Yesterday, that lack of foresight was my undoing. After 8 hours of fighting with ASP, I finally got my application to work. This was all the result of a minor bug fix in a core library that is used ubiquitously. Additional products of mine that are incorporated into my client’s projects were also affected by this bug fix, so I had to update them as well, and so on.
In the realm of .NET 1, this was very easy to do. ASP.NET in version 1 was good about letting you decide what libraries would go into your web application. I call that WYBIWYG, or “What You Build Is What You Get.” That’s a great thing for programmers, because we tend to have lots of junk on our development machines for other clients and projects.

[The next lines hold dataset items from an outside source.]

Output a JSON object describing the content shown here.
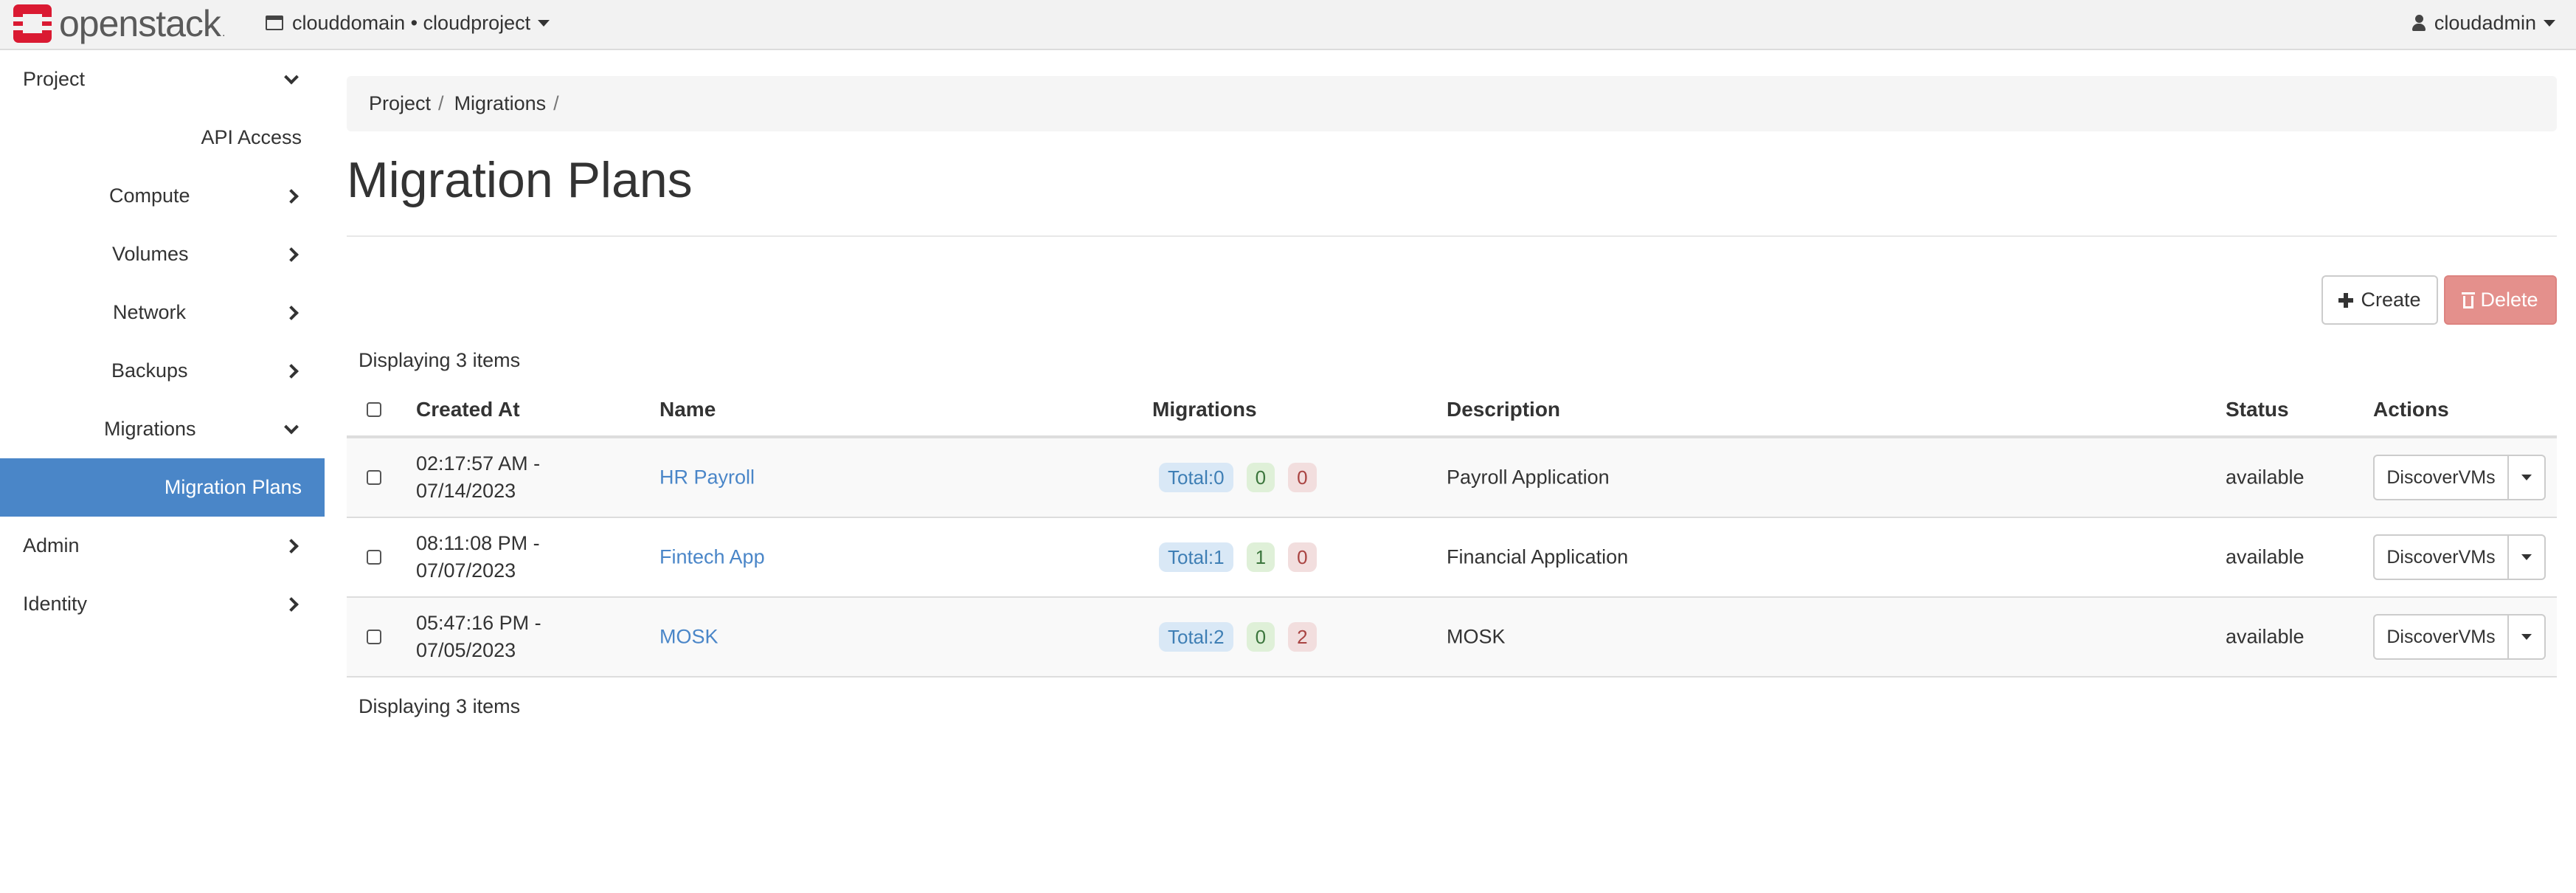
{
  "navbar": {
    "brand": "openstack",
    "brand_mark": ".",
    "context": "clouddomain • cloudproject",
    "user": "cloudadmin"
  },
  "sidebar": {
    "items": [
      {
        "label": "Project",
        "chevron": "down"
      },
      {
        "label": "API Access",
        "chevron": "none"
      },
      {
        "label": "Compute",
        "chevron": "right"
      },
      {
        "label": "Volumes",
        "chevron": "right"
      },
      {
        "label": "Network",
        "chevron": "right"
      },
      {
        "label": "Backups",
        "chevron": "right"
      },
      {
        "label": "Migrations",
        "chevron": "down"
      },
      {
        "label": "Migration Plans",
        "chevron": "none",
        "active": true
      },
      {
        "label": "Admin",
        "chevron": "right"
      },
      {
        "label": "Identity",
        "chevron": "right"
      }
    ]
  },
  "breadcrumb": {
    "items": [
      "Project",
      "Migrations"
    ],
    "separator": "/"
  },
  "page": {
    "title": "Migration Plans"
  },
  "toolbar": {
    "create_label": "Create",
    "delete_label": "Delete"
  },
  "table": {
    "display_count": "Displaying 3 items",
    "columns": [
      "Created At",
      "Name",
      "Migrations",
      "Description",
      "Status",
      "Actions"
    ],
    "rows": [
      {
        "created_time": "02:17:57 AM -",
        "created_date": "07/14/2023",
        "name": "HR Payroll",
        "total": "Total:0",
        "success": "0",
        "failed": "0",
        "description": "Payroll Application",
        "status": "available",
        "action": "DiscoverVMs"
      },
      {
        "created_time": "08:11:08 PM -",
        "created_date": "07/07/2023",
        "name": "Fintech App",
        "total": "Total:1",
        "success": "1",
        "failed": "0",
        "description": "Financial Application",
        "status": "available",
        "action": "DiscoverVMs"
      },
      {
        "created_time": "05:47:16 PM -",
        "created_date": "07/05/2023",
        "name": "MOSK",
        "total": "Total:2",
        "success": "0",
        "failed": "2",
        "description": "MOSK",
        "status": "available",
        "action": "DiscoverVMs"
      }
    ]
  },
  "colors": {
    "accent": "#4a86c8",
    "brand_red": "#da1a32",
    "delete_button": "#e4908c"
  }
}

In the world of .NET 2, though, it is different. Microsoft has “fixed” ASP so that it can load libraries from the GAC (shared library space) as well as from a local bin directory. Unfortunately, you specify libraries using the configuration file of the web application or just plunk them into the project output directory. But that really doesn’t work. You have to use the VS.NET 2005 IDE to figure out how to include the external libraries into your project output, which doesn’t work either. All that ever did was cause the ASP worker process to “terminate unexpectedly.”
If you try to include libraries into your project, and they turn out to also be registered in the GAC, then they will be included as GAC libraries in your web configuration file. When you go to deploy the web project, they aren’t in the deployment output because they are assumed to be in the GAC of your server. That’s not always the case when you have a variety of projects hosted on the same server.

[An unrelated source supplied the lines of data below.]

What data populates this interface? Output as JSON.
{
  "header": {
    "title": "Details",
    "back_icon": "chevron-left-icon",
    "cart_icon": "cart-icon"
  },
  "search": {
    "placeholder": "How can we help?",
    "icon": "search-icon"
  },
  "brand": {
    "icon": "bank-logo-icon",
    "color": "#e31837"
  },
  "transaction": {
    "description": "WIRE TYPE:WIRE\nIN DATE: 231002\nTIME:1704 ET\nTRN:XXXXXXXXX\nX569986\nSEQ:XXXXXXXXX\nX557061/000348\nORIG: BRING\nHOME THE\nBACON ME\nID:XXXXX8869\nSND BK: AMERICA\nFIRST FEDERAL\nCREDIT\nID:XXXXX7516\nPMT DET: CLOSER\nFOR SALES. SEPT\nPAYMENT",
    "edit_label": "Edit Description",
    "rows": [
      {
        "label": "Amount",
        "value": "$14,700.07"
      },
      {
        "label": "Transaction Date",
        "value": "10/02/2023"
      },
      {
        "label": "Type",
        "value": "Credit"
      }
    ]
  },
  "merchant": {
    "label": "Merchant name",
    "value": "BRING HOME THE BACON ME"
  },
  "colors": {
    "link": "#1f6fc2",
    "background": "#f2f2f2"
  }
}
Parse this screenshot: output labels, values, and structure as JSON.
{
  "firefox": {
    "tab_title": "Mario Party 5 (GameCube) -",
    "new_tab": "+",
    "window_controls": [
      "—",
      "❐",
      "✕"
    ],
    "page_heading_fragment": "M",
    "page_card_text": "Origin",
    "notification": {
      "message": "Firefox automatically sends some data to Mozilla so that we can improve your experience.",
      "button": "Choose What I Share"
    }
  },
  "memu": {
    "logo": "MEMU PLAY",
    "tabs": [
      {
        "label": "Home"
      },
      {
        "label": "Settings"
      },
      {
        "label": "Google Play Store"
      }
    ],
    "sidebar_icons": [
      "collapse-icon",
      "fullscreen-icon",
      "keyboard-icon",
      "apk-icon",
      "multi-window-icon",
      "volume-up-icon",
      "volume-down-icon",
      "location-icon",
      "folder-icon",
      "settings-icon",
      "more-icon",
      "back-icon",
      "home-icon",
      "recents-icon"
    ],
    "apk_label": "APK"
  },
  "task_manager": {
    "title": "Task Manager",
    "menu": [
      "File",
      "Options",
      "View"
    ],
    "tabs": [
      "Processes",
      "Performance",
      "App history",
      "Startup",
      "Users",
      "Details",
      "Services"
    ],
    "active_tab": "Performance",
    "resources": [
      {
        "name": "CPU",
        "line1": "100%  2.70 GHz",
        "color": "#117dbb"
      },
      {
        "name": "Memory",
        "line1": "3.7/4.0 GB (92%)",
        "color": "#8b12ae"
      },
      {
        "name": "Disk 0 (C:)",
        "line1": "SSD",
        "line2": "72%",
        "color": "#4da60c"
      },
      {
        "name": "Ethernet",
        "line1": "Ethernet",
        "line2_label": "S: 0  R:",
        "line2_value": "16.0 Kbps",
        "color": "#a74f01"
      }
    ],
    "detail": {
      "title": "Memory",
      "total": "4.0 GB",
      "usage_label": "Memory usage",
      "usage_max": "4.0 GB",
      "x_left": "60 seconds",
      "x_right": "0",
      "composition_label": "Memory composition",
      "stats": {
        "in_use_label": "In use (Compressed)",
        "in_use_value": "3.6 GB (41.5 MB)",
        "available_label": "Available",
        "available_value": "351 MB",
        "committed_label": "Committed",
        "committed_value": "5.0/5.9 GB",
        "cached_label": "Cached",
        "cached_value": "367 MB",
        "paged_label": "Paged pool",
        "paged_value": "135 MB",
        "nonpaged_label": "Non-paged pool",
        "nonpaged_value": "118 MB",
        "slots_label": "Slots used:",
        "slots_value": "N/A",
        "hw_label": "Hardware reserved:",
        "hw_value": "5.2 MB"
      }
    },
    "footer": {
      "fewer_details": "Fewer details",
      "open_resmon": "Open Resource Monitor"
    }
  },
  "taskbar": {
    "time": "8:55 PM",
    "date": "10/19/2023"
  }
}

From all of this, I concluded that ASP.NET 2 is not WYBIWYG compliant because it includes “phantom” library references that you can not override with any measure of determination. You simply are forced to install your libraries into the GAC and hope that they do not conflict with any other projects on the server. That, in the Java world, is considered a dirty deployment, tantamount to sticking your library jars in the “ext” directory (no no!).
I like .NET and will continue to espouse its efficiencies and support, but I can not say the same for ASP.NET 2. The Java Enterprise platform is much more friendly to developers because you can truly get WYBIWYG (except in early versions of JBOSS) for your projects. That, my friends, is peace of mind.